Edgar Wright asked about the increasingly crazy camera angles that Raimi uses, and Campbell reflected that because the shoot went long, they were constantly losing cast and crew members to paying jobs or simply their real lives. He recalled that many of the investors thought that the Dutch angles and bizarre sound effects when Ash is alone in the cabin made things too experimental, and wouldn’t play to audiences. “And it’s the best sequence in the movie.”
They talked about their influences, particularly TEXAS CHAINSAW MASSACRE and HALLOWEEN, but Raimi said that he learned more from bad movies than good movies. They’d go to drive-ins constantly to see how the horror films played with audiences, and during the schlockier films, he’d pay attention to when the audiences would tune out. He noticed that during some scenes (particularly long dialogue exchanges), the audiences would turn their headlights on and flash out the screen, but would snap back to attention for the scares, so he decided to make a film with “only the good scenes and none of the bad ones.” Thus, he insists he got way more out of watching bad movies with a crowd than the handful of gems he saw; “When I saw HALLOWEEN, I thought, ‘Well, I can’t make that.’ But some of those Spanish-language or grindhouse films? ‘I could totally do better than that!’”

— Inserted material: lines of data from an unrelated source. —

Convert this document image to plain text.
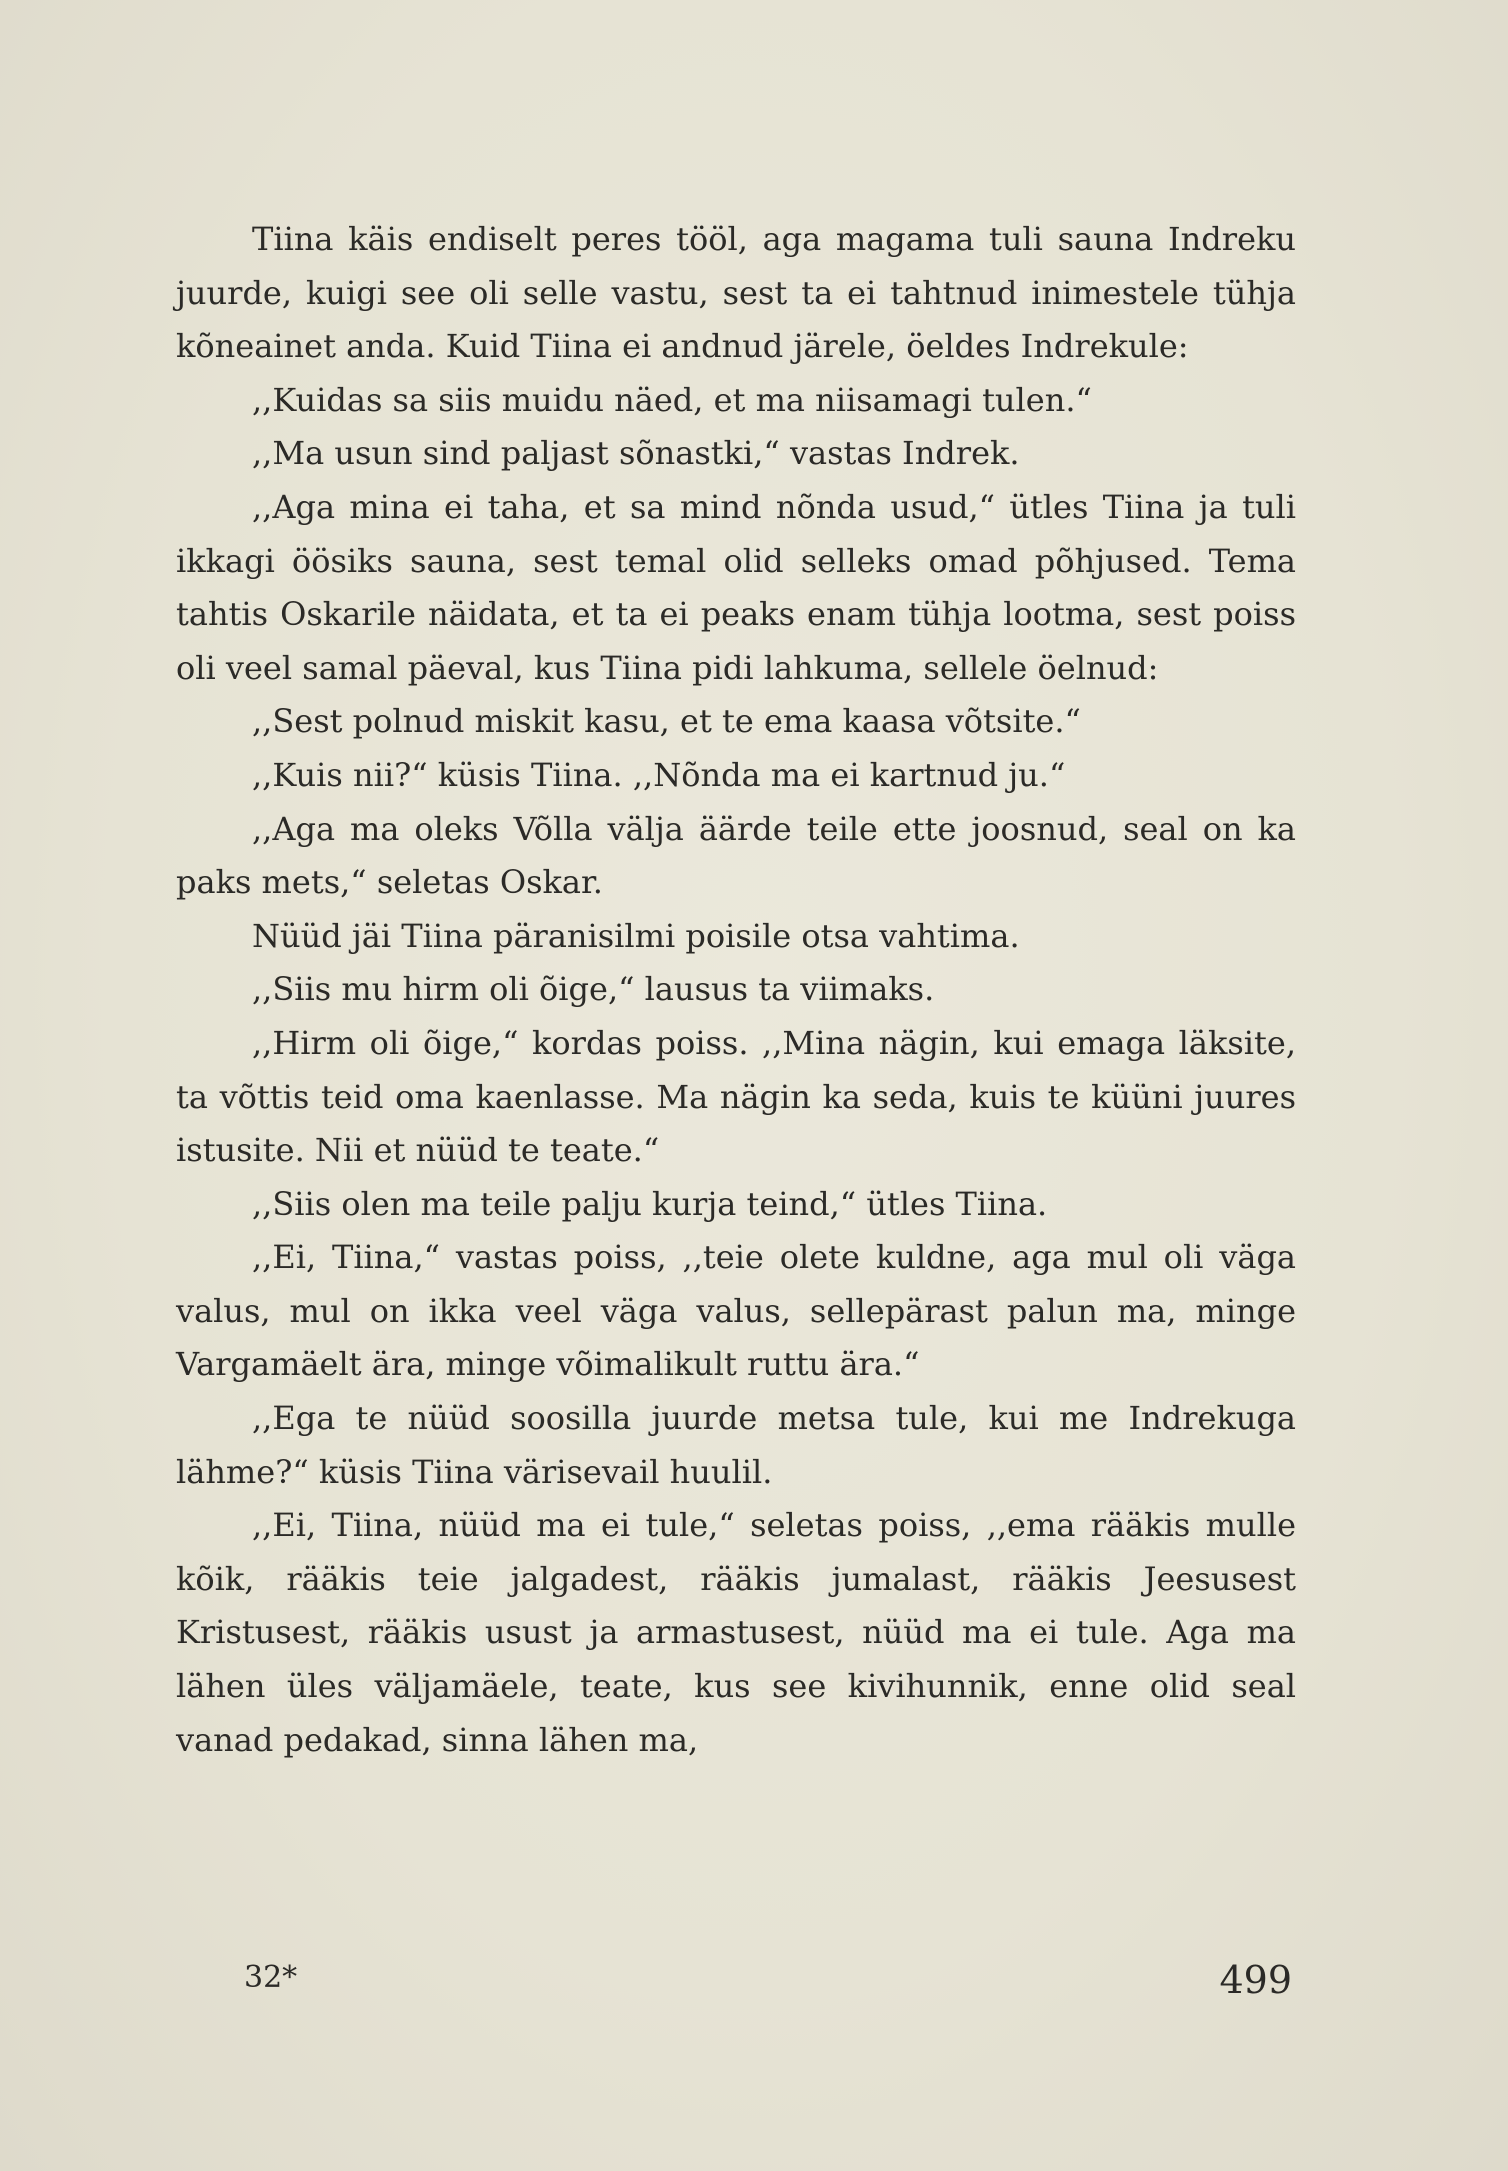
Tiina käis endiselt peres tööl, aga magama tuli sauna Indreku juurde, kuigi see oli selle vastu, sest ta ei tahtnud inimestele tühja kõneainet anda. Kuid Tiina ei andnud järele, öeldes Indrekule:

,,Kuidas sa siis muidu näed, et ma niisamagi tulen.“

,,Ma usun sind paljast sõnastki,“ vastas Indrek.

,,Aga mina ei taha, et sa mind nõnda usud,“ ütles Tiina ja tuli ikkagi öösiks sauna, sest temal olid selleks omad põhjused. Tema tahtis Oskarile näidata, et ta ei peaks enam tühja lootma, sest poiss oli veel samal päeval, kus Tiina pidi lahkuma, sellele öelnud:

,,Sest polnud miskit kasu, et te ema kaasa võtsite.“

,,Kuis nii?“ küsis Tiina. ,,Nõnda ma ei kartnud ju.“

,,Aga ma oleks Võlla välja äärde teile ette joosnud, seal on ka paks mets,“ seletas Oskar.

Nüüd jäi Tiina päranisilmi poisile otsa vahtima.

,,Siis mu hirm oli õige,“ lausus ta viimaks.

,,Hirm oli õige,“ kordas poiss. ,,Mina nägin, kui emaga läksite, ta võttis teid oma kaenlasse. Ma nägin ka seda, kuis te küüni juures istusite. Nii et nüüd te teate.“

,,Siis olen ma teile palju kurja teind,“ ütles Tiina.

,,Ei, Tiina,“ vastas poiss, ,,teie olete kuldne, aga mul oli väga valus, mul on ikka veel väga valus, sellepärast palun ma, minge Vargamäelt ära, minge võimalikult ruttu ära.“

,,Ega te nüüd soosilla juurde metsa tule, kui me Indrekuga lähme?“ küsis Tiina värisevail huulil.

,,Ei, Tiina, nüüd ma ei tule,“ seletas poiss, ,,ema rääkis mulle kõik, rääkis teie jalgadest, rääkis jumalast, rääkis Jeesusest Kristusest, rääkis usust ja armastusest, nüüd ma ei tule. Aga ma lähen üles väljamäele, teate, kus see kivihunnik, enne olid seal vanad pedakad, sinna lähen ma,

32*	499
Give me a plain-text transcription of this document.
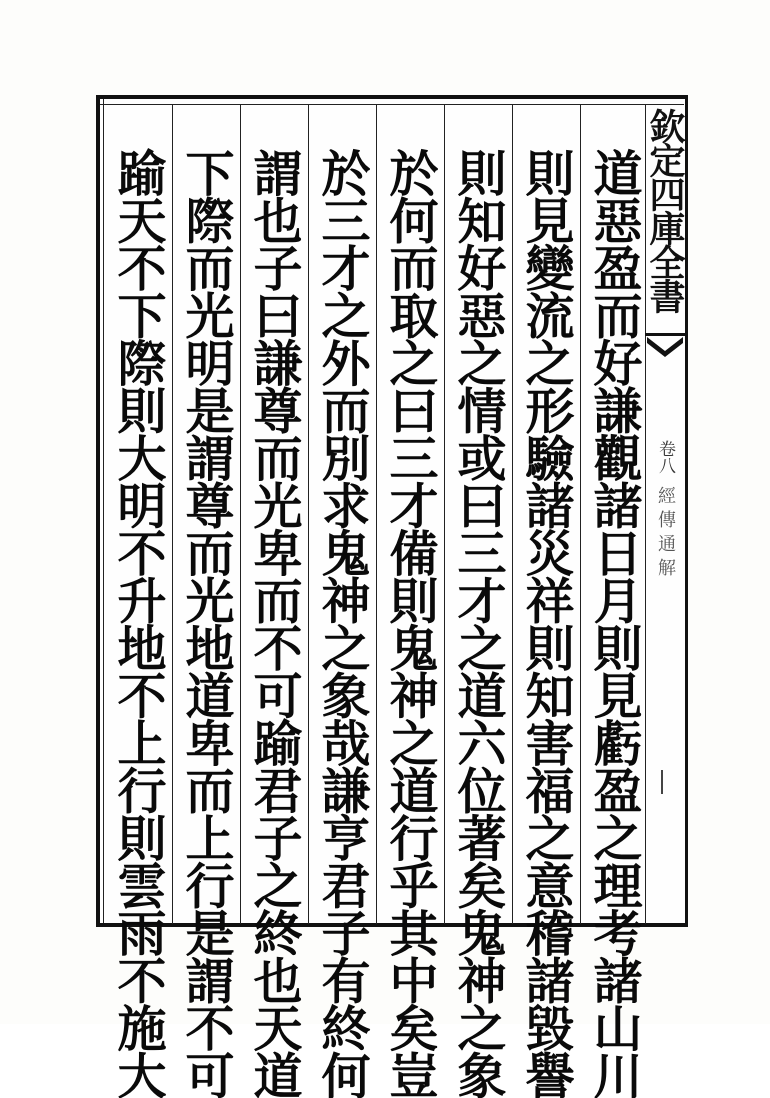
欽定四庫全書
卷八
經傳通解
道惡盈而好謙觀諸日月則見虧盈之理考諸山川
則見變流之形驗諸災祥則知害福之意稽諸毀譽
則知好惡之情或曰三才之道六位著矣鬼神之象
於何而取之曰三才備則鬼神之道行乎其中矣豈
於三才之外而別求鬼神之象哉謙亨君子有終何
謂也子曰謙尊而光卑而不可踰君子之終也天道
下際而光明是謂尊而光地道卑而上行是謂不可
踰天不下際則大明不升地不上行則雲雨不施大
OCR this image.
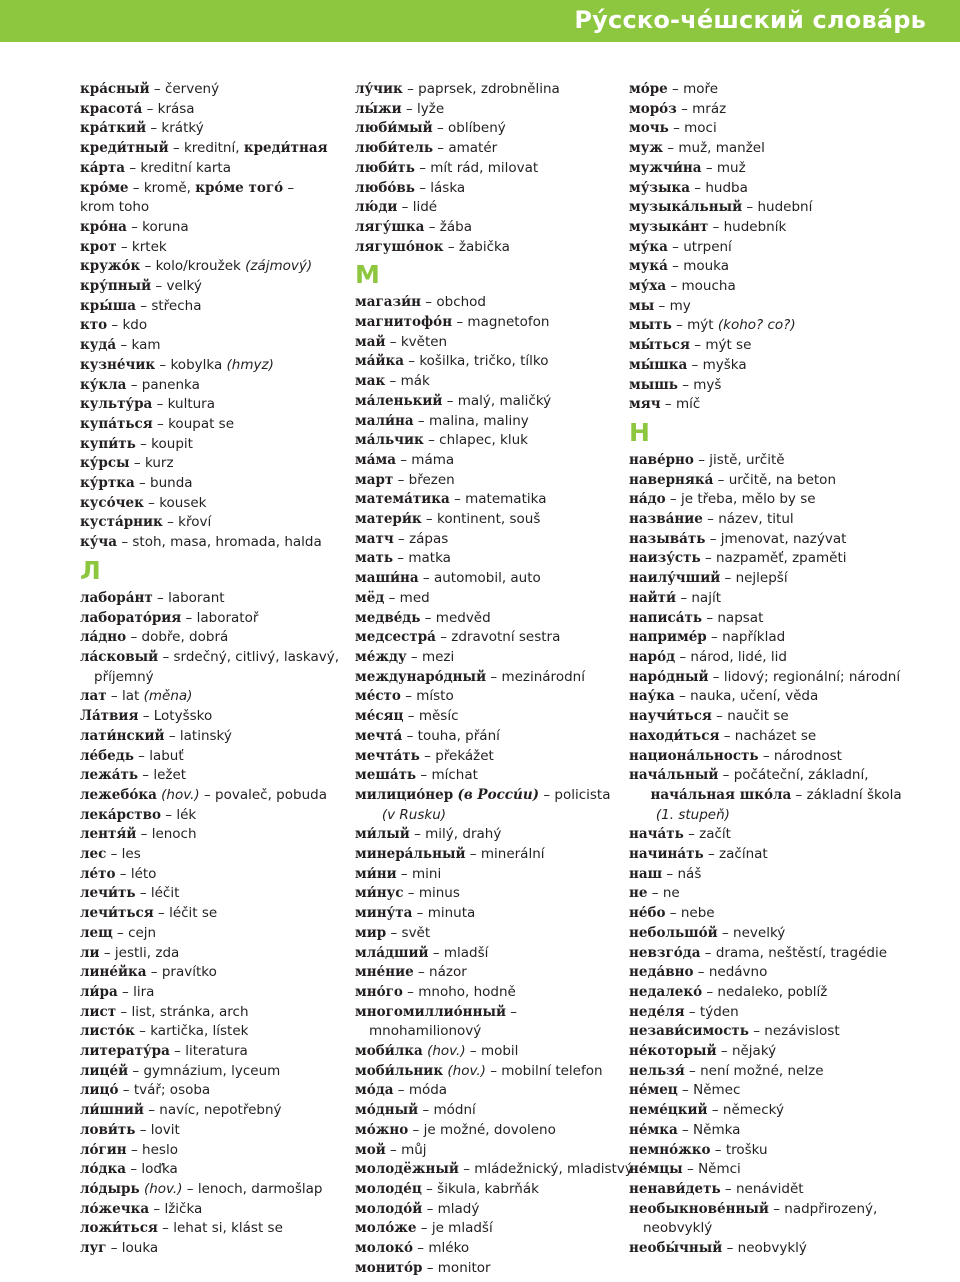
Ру́сско-че́шский слова́рь
кра́сный – červený
красота́ – krása
кра́ткий – krátký
креди́тный – kreditní, креди́тная
ка́рта – kreditní karta
кро́ме – kromě, кро́ме того́ –
krom toho
кро́на – koruna
крот – krtek
кружо́к – kolo/kroužek (zájmový)
кру́пный – velký
кры́ша – střecha
кто – kdo
куда́ – kam
кузне́чик – kobylka (hmyz)
ку́кла – panenka
культу́ра – kultura
купа́ться – koupat se
купи́ть – koupit
ку́рсы – kurz
ку́ртка – bunda
кусо́чек – kousek
куста́рник – křoví
ку́ча – stoh, masa, hromada, halda
Л
лабора́нт – laborant
лаборато́рия – laboratoř
ла́дно – dobře, dobrá
ла́сковый – srdečný, citlivý, laskavý, příjemný
лат – lat (měna)
Ла́твия – Lotyšsko
лати́нский – latinský
ле́бедь – labuť
лежа́ть – ležet
лежебо́ка (hov.) – povaleč, pobuda
лека́рство – lék
лентя́й – lenoch
лес – les
ле́то – léto
лечи́ть – léčit
лечи́ться – léčit se
лещ – cejn
ли – jestli, zda
лине́йка – pravítko
ли́ра – lira
лист – list, stránka, arch
листо́к – kartička, lístek
литерату́ра – literatura
лице́й – gymnázium, lyceum
лицо́ – tvář; osoba
ли́шний – navíc, nepotřebný
лови́ть – lovit
ло́гин – heslo
ло́дка – loďka
ло́дырь (hov.) – lenoch, darmošlap
ло́жечка – lžička
ложи́ться – lehat si, klást se
луг – louka
лу́чик – paprsek, zdrobnělina
лы́жи – lyže
люби́мый – oblíbený
люби́тель – amatér
люби́ть – mít rád, milovat
любо́вь – láska
лю́ди – lidé
лягу́шка – žába
лягушо́нок – žabička
М
магази́н – obchod
магнитофо́н – magnetofon
май – květen
ма́йка – košilka, tričko, tílko
мак – mák
ма́ленький – malý, maličký
мали́на – malina, maliny
ма́льчик – chlapec, kluk
ма́ма – máma
март – březen
матема́тика – matematika
матери́к – kontinent, souš
матч – zápas
мать – matka
маши́на – automobil, auto
мёд – med
медве́дь – medvěd
медсестра́ – zdravotní sestra
ме́жду – mezi
междунаро́дный – mezinárodní
ме́сто – místo
ме́сяц – měsíc
мечта́ – touha, přání
мечта́ть – překážet
меша́ть – míchat
милицио́нер (в Росси́и) – policista
(v Rusku)
ми́лый – milý, drahý
минера́льный – minerální
ми́ни – mini
ми́нус – minus
мину́та – minuta
мир – svět
мла́дший – mladší
мне́ние – názor
мно́го – mnoho, hodně
многомиллио́нный – mnohamilionový
моби́лка (hov.) – mobil
моби́льник (hov.) – mobilní telefon
мо́да – móda
мо́дный – módní
мо́жно – je možné, dovoleno
мой – můj
молодёжный – mládežnický, mladistvý
молоде́ц – šikula, kabrňák
молодо́й – mladý
моло́же – je mladší
молоко́ – mléko
монито́р – monitor
мо́ре – moře
моро́з – mráz
мочь – moci
муж – muž, manžel
мужчи́на – muž
му́зыка – hudba
музыка́льный – hudební
музыка́нт – hudebník
му́ка – utrpení
мука́ – mouka
му́ха – moucha
мы – my
мыть – mýt (koho? co?)
мы́ться – mýt se
мы́шка – myška
мышь – myš
мяч – míč
Н
наве́рно – jistě, určitě
наверняка́ – určitě, na beton
на́до – je třeba, mělo by se
назва́ние – název, titul
называ́ть – jmenovat, nazývat
наизу́сть – nazpaměť, zpaměti
наилу́чший – nejlepší
найти́ – najít
написа́ть – napsat
наприме́р – například
наро́д – národ, lidé, lid
наро́дный – lidový; regionální; národní
нау́ка – nauka, učení, věda
научи́ться – naučit se
находи́ться – nacházet se
национа́льность – národnost
нача́льный – počáteční, základní,
нача́льная шко́ла – základní škola
(1. stupeň)
нача́ть – začít
начина́ть – začínat
наш – náš
не – ne
не́бо – nebe
небольшо́й – nevelký
невзго́да – drama, neštěstí, tragédie
неда́вно – nedávno
недалеко́ – nedaleko, poblíž
неде́ля – týden
незави́симость – nezávislost
не́который – nějaký
нельзя́ – není možné, nelze
не́мец – Němec
неме́цкий – německý
не́мка – Němka
немно́жко – trošku
не́мцы – Němci
ненави́деть – nenávidět
необыкнове́нный – nadpřirozený, neobvyklý
необы́чный – neobvyklý
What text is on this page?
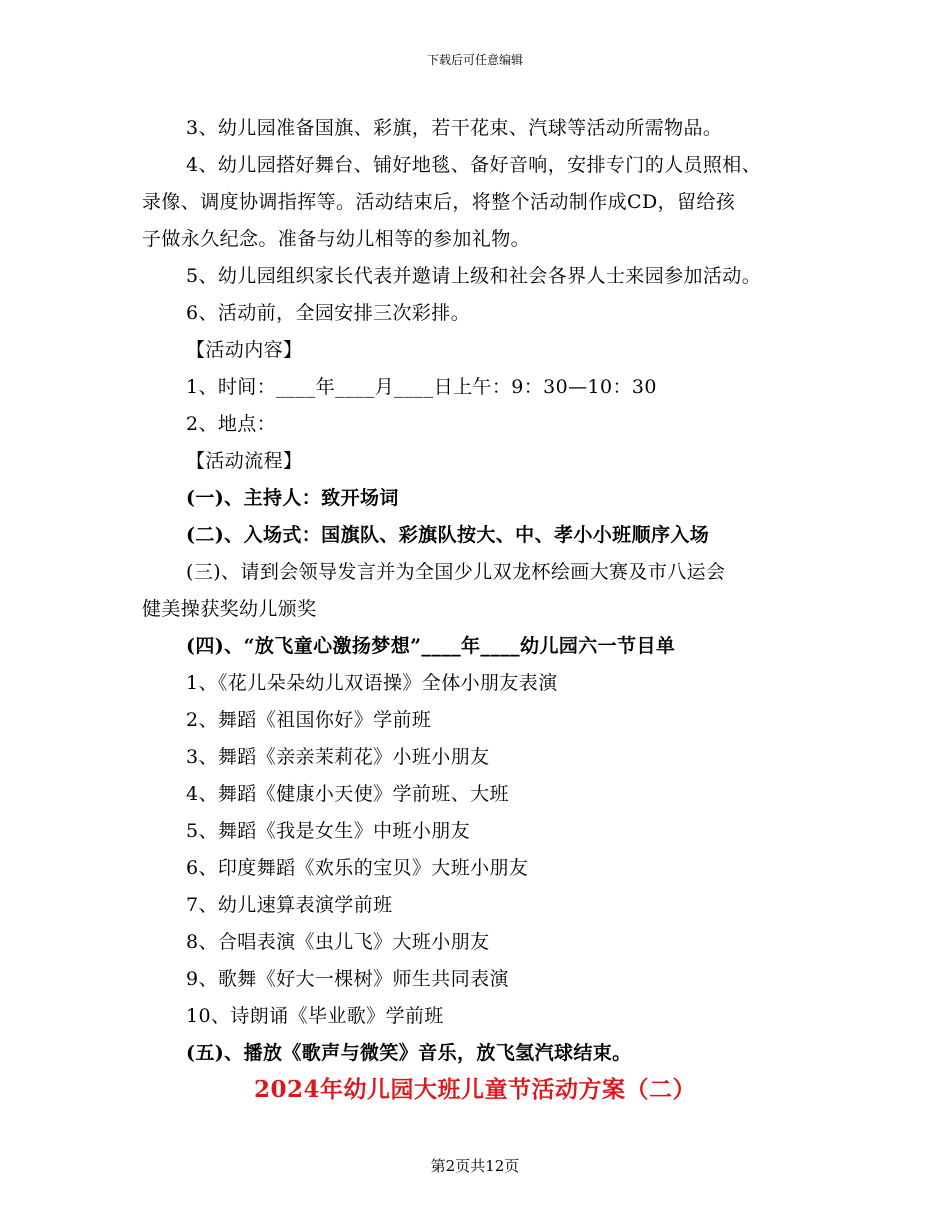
下载后可任意编辑
3、幼儿园准备国旗、彩旗，若干花束、汽球等活动所需物品。
4、幼儿园搭好舞台、铺好地毯、备好音响，安排专门的人员照相、
录像、调度协调指挥等。活动结束后，将整个活动制作成CD，留给孩
子做永久纪念。准备与幼儿相等的参加礼物。
5、幼儿园组织家长代表并邀请上级和社会各界人士来园参加活动。
6、活动前，全园安排三次彩排。
【活动内容】
1、时间：____年____月____日上午：9：30—10：30
2、地点：
【活动流程】
(一)、主持人：致开场词
(二)、入场式：国旗队、彩旗队按大、中、孝小小班顺序入场
(三)、请到会领导发言并为全国少儿双龙杯绘画大赛及市八运会
健美操获奖幼儿颁奖
(四)、“放飞童心激扬梦想”____年____幼儿园六一节目单
1、《花儿朵朵幼儿双语操》全体小朋友表演
2、舞蹈《祖国你好》学前班
3、舞蹈《亲亲茉莉花》小班小朋友
4、舞蹈《健康小天使》学前班、大班
5、舞蹈《我是女生》中班小朋友
6、印度舞蹈《欢乐的宝贝》大班小朋友
7、幼儿速算表演学前班
8、合唱表演《虫儿飞》大班小朋友
9、歌舞《好大一棵树》师生共同表演
10、诗朗诵《毕业歌》学前班
(五)、播放《歌声与微笑》音乐，放飞氢汽球结束。
2024年幼儿园大班儿童节活动方案（二）
第2页共12页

Wright (who credits a 1980’s Jonathan Ross-hosted special on EVIL DEAD with inspiring his film career) asked Raimi, in total sincerity, whether he ever imagined the film would resonate on the level it has. Raimi claims their intentions were completely humble: they merely wanted to make a film that would play well at the drive-ins they’d scoped out for research. “I didn’t expect the reaction, and I certainly had no idea people would fall this in love with this guy,” referring to Campbell.
Bruce: “I had some idea.”
There were a handful of other highlights, including Campbell’s Dino De Laurentiis impression and Raimi’s story of almost pulling a “Captain Kirk” in court when defending EVIL DEAD against censorship in the U.K. (he ended up not being called up at all). They reflected on the time Bruce cracked his head open doing a stunt, on how Bruce help out readjusting lights and such while covered in red corn syrup, and the oft-told stories about how Ted Raimi and Scott Spiegel served as “Fake Shemps” when the other actors had to bail the shoot. The pair was continually laughing and wincing as they recalled these stories while constantly nudging each other in the ribs; it didn’t feel like just another stop on their ASH VS. THE EVIL DEAD promotional tour as much as it did two successful industry vets remembering the good times when they were young, dumb, and full of Karo syrup.
They left us with the goodies seen below, and sent us into the night bantering energetically about how chutzpah, a shoddy cabin, and a few hundred K added up to one of the most enduring horror films of all time. These flicks still play like gangbusters, and if you ever get a chance to see them on the big screen, then strap up and head down for a great show with a crowd that's hopefully as enthusiastic as the one on Saturday night in Hollywood.